Pemerintah Diharapkan Lebih Adil Dalam Pengaturan Social Commerce

Pemerintah Diharapkan Lebih Adil Dalam Pengaturan Social Commerce

Anggota Komisi VI DPR RI Andre Rosiade menyoroti kebijakan pemerintah yang akan merevisi Peraturan Menteri Perdagangan (Permendag) Nomor 50 Tahun 2020 tentang Perizinan Usaha, Periklanan, Pembinaan, dan Pengawasan Pelaku Usaha dalam Perdagangan Melalui Elektronik (PPMSE). Dalam aturan baru nanti, platform media sosial seperti TikTok, Facebook, Instagram, dan Twitter akan dilarang berjualan langsung.

Revisi Permendag itu dikeluarkan menyusul adanya keluhan dari para pedagang konvensional yang merasa dirugikan dengan kehadiran social commerce seperti TikTok Shop. Oleh karenanya, pemerintah akan mengatur social commerce hanya diperbolehkan untuk memfasilitasi promosi barang atau jasa.

Menurut Andre Rosiade, revisi beleid harus menciptakan regulasi yang adil bagi pelaku usaha konvensional dan digital. Mengingat, 6 sampai 7 juta pelaku Usaha Mikro Kecil Menengah (UMKM) memanfaatkan social commerce sebagai platform penjualan.

Revisi Permendag No. 50 Tahun 2020 akan merujuk pada izin social commerce yang bukan platform transaksi jual beli sehingga akan menciptakan sejumlah aturan turunan diantaranya:

1. Social commerce hanya boleh memfasilitasi promosi barang atau jasa.

2. Social commerce harus memiliki izin sebagai e-commerce.

3. Membatasi produk impor dengan memisahkan negatif dan positif list.

4. Perilaku terhadap barang impor dan dalam negeri harus sama.
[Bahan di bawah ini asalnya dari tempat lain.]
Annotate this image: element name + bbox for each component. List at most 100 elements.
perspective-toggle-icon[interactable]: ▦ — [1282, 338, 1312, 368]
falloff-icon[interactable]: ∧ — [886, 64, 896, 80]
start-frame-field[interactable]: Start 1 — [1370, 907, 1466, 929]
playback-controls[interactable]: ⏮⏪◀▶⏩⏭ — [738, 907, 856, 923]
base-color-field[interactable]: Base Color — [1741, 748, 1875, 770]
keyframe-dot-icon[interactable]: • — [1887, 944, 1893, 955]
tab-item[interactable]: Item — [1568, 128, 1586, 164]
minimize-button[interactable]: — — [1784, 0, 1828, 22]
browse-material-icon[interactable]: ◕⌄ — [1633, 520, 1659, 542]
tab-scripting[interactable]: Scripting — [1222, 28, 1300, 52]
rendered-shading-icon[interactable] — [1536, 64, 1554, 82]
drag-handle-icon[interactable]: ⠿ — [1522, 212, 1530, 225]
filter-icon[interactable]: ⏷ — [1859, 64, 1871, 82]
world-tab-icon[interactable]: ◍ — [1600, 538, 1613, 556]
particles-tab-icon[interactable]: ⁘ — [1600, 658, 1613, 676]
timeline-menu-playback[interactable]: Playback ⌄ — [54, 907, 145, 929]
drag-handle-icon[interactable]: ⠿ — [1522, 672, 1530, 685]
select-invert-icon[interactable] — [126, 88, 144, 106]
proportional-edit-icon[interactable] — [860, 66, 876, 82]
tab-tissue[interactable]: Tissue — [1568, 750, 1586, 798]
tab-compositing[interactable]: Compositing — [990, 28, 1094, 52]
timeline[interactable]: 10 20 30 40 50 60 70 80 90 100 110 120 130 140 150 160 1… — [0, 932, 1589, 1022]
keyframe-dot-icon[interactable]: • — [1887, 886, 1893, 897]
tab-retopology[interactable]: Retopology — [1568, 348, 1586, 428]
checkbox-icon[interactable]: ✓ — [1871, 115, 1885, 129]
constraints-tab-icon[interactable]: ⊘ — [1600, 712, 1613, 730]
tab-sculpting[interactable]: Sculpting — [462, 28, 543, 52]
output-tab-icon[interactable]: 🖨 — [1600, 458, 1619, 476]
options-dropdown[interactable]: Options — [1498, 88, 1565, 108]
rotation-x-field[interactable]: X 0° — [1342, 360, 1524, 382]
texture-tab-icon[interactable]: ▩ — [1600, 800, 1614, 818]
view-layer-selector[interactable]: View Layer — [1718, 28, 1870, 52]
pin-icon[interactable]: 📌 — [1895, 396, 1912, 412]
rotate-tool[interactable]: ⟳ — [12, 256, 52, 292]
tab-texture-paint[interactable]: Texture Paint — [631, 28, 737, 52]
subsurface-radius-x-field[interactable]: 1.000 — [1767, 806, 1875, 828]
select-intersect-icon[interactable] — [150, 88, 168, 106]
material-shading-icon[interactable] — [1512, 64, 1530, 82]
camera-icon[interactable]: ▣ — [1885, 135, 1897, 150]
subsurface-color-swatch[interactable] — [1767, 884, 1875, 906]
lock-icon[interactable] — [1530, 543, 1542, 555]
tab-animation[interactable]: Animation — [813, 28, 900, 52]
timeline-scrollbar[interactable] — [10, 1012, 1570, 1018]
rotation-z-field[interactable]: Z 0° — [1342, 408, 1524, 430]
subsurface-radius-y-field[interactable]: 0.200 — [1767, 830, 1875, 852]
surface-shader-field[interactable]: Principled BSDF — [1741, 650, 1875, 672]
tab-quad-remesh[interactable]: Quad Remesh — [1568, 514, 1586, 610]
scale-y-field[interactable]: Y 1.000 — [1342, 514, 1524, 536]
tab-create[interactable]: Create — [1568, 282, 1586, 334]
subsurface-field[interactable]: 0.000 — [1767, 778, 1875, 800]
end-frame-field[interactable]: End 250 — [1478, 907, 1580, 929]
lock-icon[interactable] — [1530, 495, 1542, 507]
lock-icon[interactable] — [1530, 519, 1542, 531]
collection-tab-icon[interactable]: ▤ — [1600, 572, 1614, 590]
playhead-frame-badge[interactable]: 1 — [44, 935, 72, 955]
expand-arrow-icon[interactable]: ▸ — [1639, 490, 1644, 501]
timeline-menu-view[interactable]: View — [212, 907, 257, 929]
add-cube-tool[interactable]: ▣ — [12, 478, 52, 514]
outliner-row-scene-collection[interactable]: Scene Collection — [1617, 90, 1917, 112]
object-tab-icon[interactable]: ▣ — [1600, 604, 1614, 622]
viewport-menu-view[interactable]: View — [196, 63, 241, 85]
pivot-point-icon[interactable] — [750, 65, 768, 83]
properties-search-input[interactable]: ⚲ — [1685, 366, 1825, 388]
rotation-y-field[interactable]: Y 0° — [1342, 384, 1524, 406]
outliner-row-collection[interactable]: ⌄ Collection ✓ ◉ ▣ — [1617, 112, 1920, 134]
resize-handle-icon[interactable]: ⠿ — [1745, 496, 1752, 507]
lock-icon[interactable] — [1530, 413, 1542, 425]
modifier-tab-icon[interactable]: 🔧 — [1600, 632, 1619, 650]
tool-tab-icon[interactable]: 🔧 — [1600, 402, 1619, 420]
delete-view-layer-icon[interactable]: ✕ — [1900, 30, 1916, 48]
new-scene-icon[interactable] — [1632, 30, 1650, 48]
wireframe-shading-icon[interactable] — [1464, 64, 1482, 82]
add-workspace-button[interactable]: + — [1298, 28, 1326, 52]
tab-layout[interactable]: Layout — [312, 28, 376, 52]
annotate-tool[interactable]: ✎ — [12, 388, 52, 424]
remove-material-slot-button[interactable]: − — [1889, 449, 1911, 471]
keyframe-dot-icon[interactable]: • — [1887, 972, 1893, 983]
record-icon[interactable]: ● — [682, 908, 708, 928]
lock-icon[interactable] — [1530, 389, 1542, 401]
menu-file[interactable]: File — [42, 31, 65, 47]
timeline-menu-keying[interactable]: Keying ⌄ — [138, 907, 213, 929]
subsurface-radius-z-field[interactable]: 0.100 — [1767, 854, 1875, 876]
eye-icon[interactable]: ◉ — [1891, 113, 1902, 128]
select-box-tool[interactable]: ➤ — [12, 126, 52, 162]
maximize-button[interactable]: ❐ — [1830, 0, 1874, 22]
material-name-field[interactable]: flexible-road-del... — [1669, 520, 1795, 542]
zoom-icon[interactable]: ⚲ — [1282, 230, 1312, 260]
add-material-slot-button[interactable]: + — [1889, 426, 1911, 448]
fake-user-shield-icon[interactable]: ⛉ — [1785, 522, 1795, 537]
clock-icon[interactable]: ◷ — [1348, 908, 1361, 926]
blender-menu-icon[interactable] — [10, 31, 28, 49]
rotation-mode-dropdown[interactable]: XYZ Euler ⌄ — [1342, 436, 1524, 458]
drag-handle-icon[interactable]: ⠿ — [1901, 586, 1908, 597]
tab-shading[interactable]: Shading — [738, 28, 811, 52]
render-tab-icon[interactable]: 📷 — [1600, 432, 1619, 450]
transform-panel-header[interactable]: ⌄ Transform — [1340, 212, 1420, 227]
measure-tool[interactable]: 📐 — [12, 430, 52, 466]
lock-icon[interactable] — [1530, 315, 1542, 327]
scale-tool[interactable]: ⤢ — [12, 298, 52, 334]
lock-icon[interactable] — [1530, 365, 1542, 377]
Artinya jika produk makanan harus ada sertifikat halal, begitu juga dengan skincare yang memerlukan jaminan atau seizin BPOM, dan produk elektronik harus memiliki standar.

5. Social commerce tidak boleh bertindak sebagai produsen.

6. Transaksi impor hanya boleh satu kali dengan minimal USD100 atau setara Rp1,5 juta.